Indie Game: The Movie, and are video games art?

Before watching Indie Game: The Movie, I was never quite sure where I stood on the philosophical debate of “are video games art?” Roger Ebert caused an outrage in the gaming community a few years ago when he said that video games are not and cannot be art. There’s even a whole Wikipedia page devoted to the divisiveness of the issue (http://en.wikipedia.org/wiki/Video_games_as_art). Ebert, as the most famous critic, noted after a presentation by game designer Kellee Santiago, that “One obvious difference between art and games is that you can win a game. It has rules, points, objectives, and an outcome. Santiago might cite an immersive game without points or rules, but I would say then it ceases to be a game and becomes a representation of a story, a novel, a play, dance, a film. Those are things you cannot win; you can only experience them.” I think there is a certain understandable logic to Ebert’s thoughts. But I find myself now disagreeing with him fairly decidedly.


Indie game Fez, in which you play as a 2-D character realizing he lives in a 3D world
I think people like Ebert, generally of his “older” generation, view video games as that, just a game. There’s luck of the draw in card games, luck of the roll in board games, and only a finite number of possible logical moves in a more complex game like chess. But Ebert is right that a game “has rules, points, objectives, and an outcome.” Video games, on the other hand, have a certain ability to achieve a higher goal. There’s no artistic reason why a video game has to have objectives or the ability to beat the game. There’s only the commercial drawback of it being possible no one will want to buy your game if they can’t defeat the alien invasion with all kinds of cool weapons in your game. But at its base level, that’s no different than people not buying tickets to your movie where stuff doesn’t get blowed up real good. So really is the only reason they are even video games because they’re interactive? Does interactivity negate art? Of course not. There are plenty of interactive art exhibits that are not denigrated because of their interactivity.



Indie game Limbo, an atmospheric, wordless journey through a dangerous black-and-white world
The game designers Indie Game: The Movie follows around talk about the artistic expression that the games provide them.

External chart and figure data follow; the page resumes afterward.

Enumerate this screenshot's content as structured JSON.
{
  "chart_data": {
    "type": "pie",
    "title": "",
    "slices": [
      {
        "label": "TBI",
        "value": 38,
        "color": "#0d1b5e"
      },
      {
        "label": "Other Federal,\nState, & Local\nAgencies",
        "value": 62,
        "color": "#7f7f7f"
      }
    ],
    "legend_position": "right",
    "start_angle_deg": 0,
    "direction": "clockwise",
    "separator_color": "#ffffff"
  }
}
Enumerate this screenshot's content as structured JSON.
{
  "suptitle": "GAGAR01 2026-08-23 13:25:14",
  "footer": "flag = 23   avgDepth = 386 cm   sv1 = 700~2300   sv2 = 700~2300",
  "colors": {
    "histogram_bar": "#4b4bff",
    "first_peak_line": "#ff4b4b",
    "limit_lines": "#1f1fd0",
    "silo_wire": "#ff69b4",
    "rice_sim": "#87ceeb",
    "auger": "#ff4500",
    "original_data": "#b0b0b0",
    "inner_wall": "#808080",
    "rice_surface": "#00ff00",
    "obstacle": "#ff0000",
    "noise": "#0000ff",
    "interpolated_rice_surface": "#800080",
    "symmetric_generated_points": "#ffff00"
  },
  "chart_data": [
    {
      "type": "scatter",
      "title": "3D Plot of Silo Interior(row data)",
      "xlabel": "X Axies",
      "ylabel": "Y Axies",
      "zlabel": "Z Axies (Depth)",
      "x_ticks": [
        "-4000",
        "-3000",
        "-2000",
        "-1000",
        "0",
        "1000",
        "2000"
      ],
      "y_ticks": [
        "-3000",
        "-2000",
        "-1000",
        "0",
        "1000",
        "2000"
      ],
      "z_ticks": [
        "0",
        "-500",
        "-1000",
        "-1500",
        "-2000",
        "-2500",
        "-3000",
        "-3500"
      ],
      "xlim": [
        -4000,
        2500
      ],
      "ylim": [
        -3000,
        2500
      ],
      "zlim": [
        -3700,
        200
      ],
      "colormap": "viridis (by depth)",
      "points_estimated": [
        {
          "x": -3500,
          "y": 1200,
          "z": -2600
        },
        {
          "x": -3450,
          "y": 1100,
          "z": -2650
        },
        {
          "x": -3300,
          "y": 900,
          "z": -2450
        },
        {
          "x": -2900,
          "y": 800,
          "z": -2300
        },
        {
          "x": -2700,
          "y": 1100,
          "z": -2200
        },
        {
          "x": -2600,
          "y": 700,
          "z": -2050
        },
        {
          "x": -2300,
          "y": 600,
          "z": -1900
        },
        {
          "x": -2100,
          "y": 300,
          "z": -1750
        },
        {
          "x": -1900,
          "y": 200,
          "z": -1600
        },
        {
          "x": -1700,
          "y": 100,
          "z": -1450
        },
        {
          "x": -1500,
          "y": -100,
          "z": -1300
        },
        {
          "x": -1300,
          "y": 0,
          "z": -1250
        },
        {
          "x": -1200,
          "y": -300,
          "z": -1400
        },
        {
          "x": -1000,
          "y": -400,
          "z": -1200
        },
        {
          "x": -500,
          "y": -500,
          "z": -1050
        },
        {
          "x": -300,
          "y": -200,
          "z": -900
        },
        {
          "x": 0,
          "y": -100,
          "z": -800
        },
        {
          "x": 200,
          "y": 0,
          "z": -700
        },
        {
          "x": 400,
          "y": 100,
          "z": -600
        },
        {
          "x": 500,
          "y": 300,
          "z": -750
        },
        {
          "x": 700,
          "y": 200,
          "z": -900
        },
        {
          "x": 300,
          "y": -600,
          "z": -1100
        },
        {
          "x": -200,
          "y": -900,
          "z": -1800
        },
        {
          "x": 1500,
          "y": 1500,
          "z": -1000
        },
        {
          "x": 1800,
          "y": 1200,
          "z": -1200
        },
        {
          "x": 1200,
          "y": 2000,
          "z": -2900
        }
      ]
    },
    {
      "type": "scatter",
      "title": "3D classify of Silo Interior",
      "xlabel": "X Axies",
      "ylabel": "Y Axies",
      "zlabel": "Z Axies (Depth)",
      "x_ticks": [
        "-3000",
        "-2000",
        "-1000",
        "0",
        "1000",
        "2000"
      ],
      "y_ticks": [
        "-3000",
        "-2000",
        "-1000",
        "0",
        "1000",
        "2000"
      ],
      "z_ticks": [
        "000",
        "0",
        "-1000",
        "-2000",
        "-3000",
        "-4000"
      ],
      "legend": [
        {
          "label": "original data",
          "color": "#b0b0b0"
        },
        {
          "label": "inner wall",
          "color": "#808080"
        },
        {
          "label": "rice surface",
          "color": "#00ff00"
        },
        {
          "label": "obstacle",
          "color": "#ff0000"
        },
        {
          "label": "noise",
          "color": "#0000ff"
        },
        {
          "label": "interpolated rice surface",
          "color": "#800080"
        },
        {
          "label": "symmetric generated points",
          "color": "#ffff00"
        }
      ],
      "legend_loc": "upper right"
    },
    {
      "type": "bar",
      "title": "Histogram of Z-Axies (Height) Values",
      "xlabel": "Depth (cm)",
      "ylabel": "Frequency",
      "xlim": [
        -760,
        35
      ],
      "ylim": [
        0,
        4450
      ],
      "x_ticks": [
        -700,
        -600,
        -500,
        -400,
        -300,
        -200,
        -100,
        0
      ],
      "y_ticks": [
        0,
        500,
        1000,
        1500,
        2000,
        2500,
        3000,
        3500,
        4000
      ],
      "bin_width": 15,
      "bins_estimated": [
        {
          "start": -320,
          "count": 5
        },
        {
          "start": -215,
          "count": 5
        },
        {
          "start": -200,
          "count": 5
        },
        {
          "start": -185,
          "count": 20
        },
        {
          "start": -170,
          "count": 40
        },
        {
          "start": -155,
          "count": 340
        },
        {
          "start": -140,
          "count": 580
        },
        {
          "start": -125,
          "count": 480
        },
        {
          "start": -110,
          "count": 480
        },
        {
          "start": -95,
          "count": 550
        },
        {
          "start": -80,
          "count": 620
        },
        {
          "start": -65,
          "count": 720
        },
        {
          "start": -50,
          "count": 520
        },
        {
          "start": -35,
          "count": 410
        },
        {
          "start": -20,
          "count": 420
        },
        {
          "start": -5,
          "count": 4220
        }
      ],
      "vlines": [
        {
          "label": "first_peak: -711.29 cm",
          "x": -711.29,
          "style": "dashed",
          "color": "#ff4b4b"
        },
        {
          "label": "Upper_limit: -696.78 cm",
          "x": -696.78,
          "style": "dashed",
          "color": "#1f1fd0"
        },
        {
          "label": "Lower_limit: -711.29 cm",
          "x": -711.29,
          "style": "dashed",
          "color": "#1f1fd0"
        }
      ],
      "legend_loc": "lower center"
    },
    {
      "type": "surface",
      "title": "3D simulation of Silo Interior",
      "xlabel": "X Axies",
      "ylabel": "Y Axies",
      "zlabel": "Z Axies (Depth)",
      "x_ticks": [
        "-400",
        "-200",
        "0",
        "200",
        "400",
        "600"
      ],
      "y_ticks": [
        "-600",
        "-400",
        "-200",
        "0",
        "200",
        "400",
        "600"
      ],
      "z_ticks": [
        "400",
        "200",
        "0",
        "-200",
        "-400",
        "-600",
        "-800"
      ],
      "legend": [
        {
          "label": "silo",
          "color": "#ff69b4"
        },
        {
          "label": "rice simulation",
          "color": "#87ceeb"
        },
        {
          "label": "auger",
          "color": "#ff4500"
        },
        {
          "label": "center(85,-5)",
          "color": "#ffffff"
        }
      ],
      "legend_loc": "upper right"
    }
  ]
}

They talk about how video games encompass visual arts, storytelling, and music, while simply being interactive. After all, the interactivity of video games is only allowed by the designer. A player can’t do anything in a game that they were not allowed to do by the constraints of the designer. Therefore, video games still possess the authorial intent that all art contains. We see the designers and programmers painstakingly work and re-work to get the desired effect in the game, while working against the clock to deliver the final product for release. All of that is directly comparable to the technical issues a filmmaker or a musician runs into when prepping their newest movie or album.

Screen shot from Super Meat Boy, one of the subjects of the movie
The designers in the movie talk with disdain about the people who work at the big video game studios as designers and programmers, because it would kill their creativity. But I came to see those jobs like those hundreds of names we see in movie credits, technicians helping realize the visions of the artists in charge. But these guys are like indie filmmakers, who work with smaller budgets and crews and are able to more easily deliver something close to their heart and artistic vision because it had to go through fewer people to get to us, the consumer. I can understand that mentality.


But the ultimate point of the movie and this discussion, to me, was: art video games art? I can now firmly say that yes, I think they are. And Indie Game: The Movie is what finally swayed me to that point.